III- De l'après
"Permettez-moi, mon Roi, d'avoir un doute dans le retour de l'Ordre commun sur le chaos si vous projetez d'exclure ce qui vous semble ne pas convenir à cet Ordre. D'autant plus que, où irions-nous ? Demain un nouvel Empire naîtra et il régnera sur toute la Terre d'È. Où irons les proscrits ? Mais bref, ce n'est pas là où je voulais en venir. Je voulais en venir à tout ce que, vous, vous pouvez offrir au descendant de l'Elu. Nous ne sommes que des enfants, des femmes et des hommes, si les autres ont projeté de faire venir l'Enfer sur la Terre d'È c'est parce qu'ils ne savaient pas où vivre sur cette Terre. Demandez-vous où vous souhaitez vivre et demandez-leur où ils souhaitent vivre, je prends le pari que les réponses seront les mêmes. Personne ne souhaite le désordre, le chaos, la haine et le désamour en quotidien. Ce goût-là, s'il est assumé, n'est qu'une façade pour cacher un souhait que l'on n'ose pas montrer. La guerre n'est qu'un projet temporaire pour renverser l'ordre en place dans lequel on n'a pas réussi à entrer. On espère qu'en contrôlant le désordre depuis le début, on le contraindra à abattre seulement ce que l'on cherche à abattre et qu'ensuite on pourra chasse ce désordre.
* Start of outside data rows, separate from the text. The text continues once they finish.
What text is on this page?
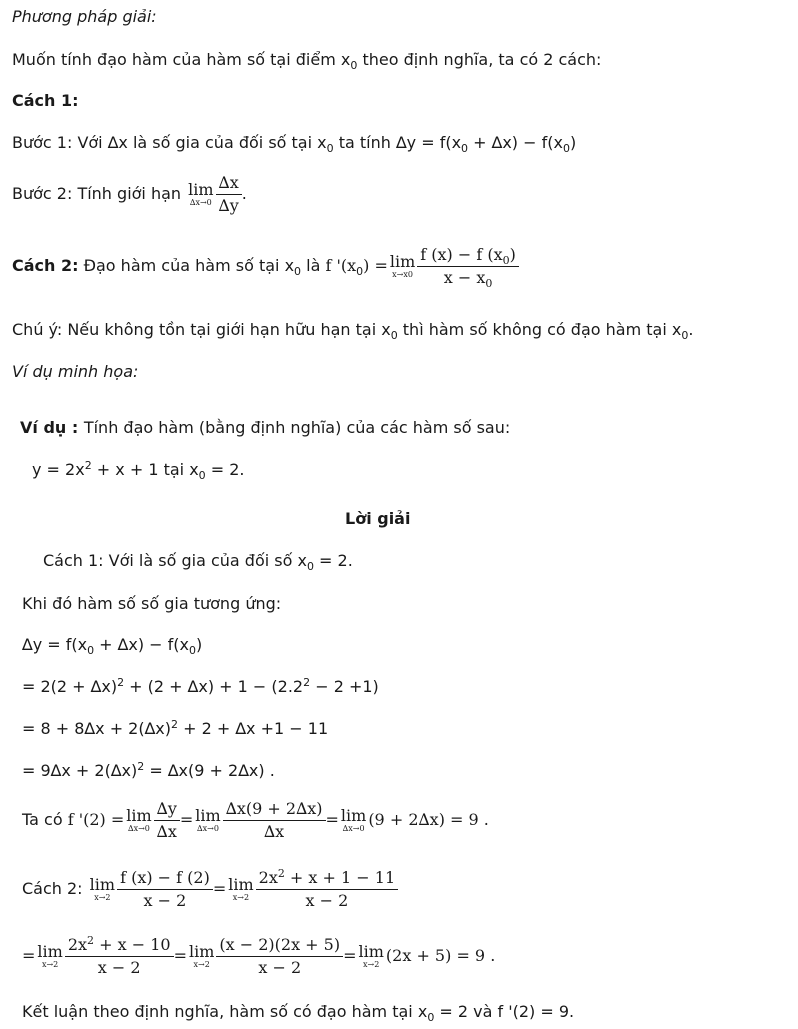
Phương pháp giải:
Muốn tính đạo hàm của hàm số tại điểm $x_0$ theo định nghĩa, ta có 2 cách:
Cách 1:
Bước 1: Với ∆x là số gia của đối số tại $x_0$ ta tính $\Delta y = f(x_0 + \Delta x) - f(x_0)$
Bước 2: Tính giới hạn lim
$\Delta x\to 0 \frac{\Delta x}{\Delta y}$ .
Cách 2: Đạo hàm của hàm số tại $x_0$ là f '$(x_0) = \lim$
$x\to x0 \frac{f (x) - f (x_0)}{x - x_0}$
Chú ý: Nếu không tồn tại giới hạn hữu hạn tại $x_0$ thì hàm số không có đạo hàm tại $x_0$.
Ví dụ minh họa:
Ví dụ : Tính đạo hàm (bằng định nghĩa) của các hàm số sau:
$y = 2x^2 + x + 1$ tại $x_0 = 2$.
Lời giải
Cách 1: Với là số gia của đối số $x_0 = 2$.
Khi đó hàm số số gia tương ứng:
$\Delta y = f(x_0 + \Delta x) - f(x_0)$
= $2(2 + \Delta x)^2 + (2 + \Delta x) + 1 - (2.2^2 - 2 +1)$
= $8 + 8\Delta x + 2(\Delta x)^2 + 2 + \Delta x +1 - 11$
= $9\Delta x + 2(\Delta x)^2 = \Delta x(9 + 2\Delta x)$ .
Ta có f '(2) = lim
$\Delta x\to 0 \frac{\Delta y}{\Delta x} = \lim$
$\Delta x\to 0 \frac{\Delta x(9 + 2\Delta x)}{\Delta x} = \lim$
∆x→0 (9 + 2∆x) = 9 .
Cách 2: lim
$x\to 2 \frac{f (x) - f (2)}{x - 2} = \lim$
$x\to 2 \frac{2x^2 + x + 1 - 11}{x - 2}$
= lim
$x\to 2 \frac{2x^2 + x - 10}{x - 2} = \lim$
$x\to 2 \frac{(x - 2)(2x + 5)}{x - 2} = \lim$
x→2 (2x + 5) = 9 .
Kết luận theo định nghĩa, hàm số có đạo hàm tại $x_0 = 2$ và f '(2) = 9.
Un plan qui s'avère vain face à une puissance débordant la nôtre, comme ils en ont été victime. De nouveau je me tourne pour montrer les capuchons immobiles. Et je laisse deux secondes de silence. Je voulais simplement vous demander, mon Roi, de ne pas juger trop vite, d'estimer l'Ordre nouveau que vous voulez fonder et de ne pas commencer sur des bases qui ramèneront un jour ou l'autre le désordre."
Voilà à peu près ce que j'ai dit. Dans un élan une inspiration me prit et c'était presque à contre cœur que je rendis la parole au Roi. Il fit un signe et je repris place sur le banc. Il échangea un regard avec le juge de l'accusation, puis un avec le Chevalier Rollon. Après quoi il se leva et dit qu'il rendra justice dans trois jours, le matin du couronnement impérial.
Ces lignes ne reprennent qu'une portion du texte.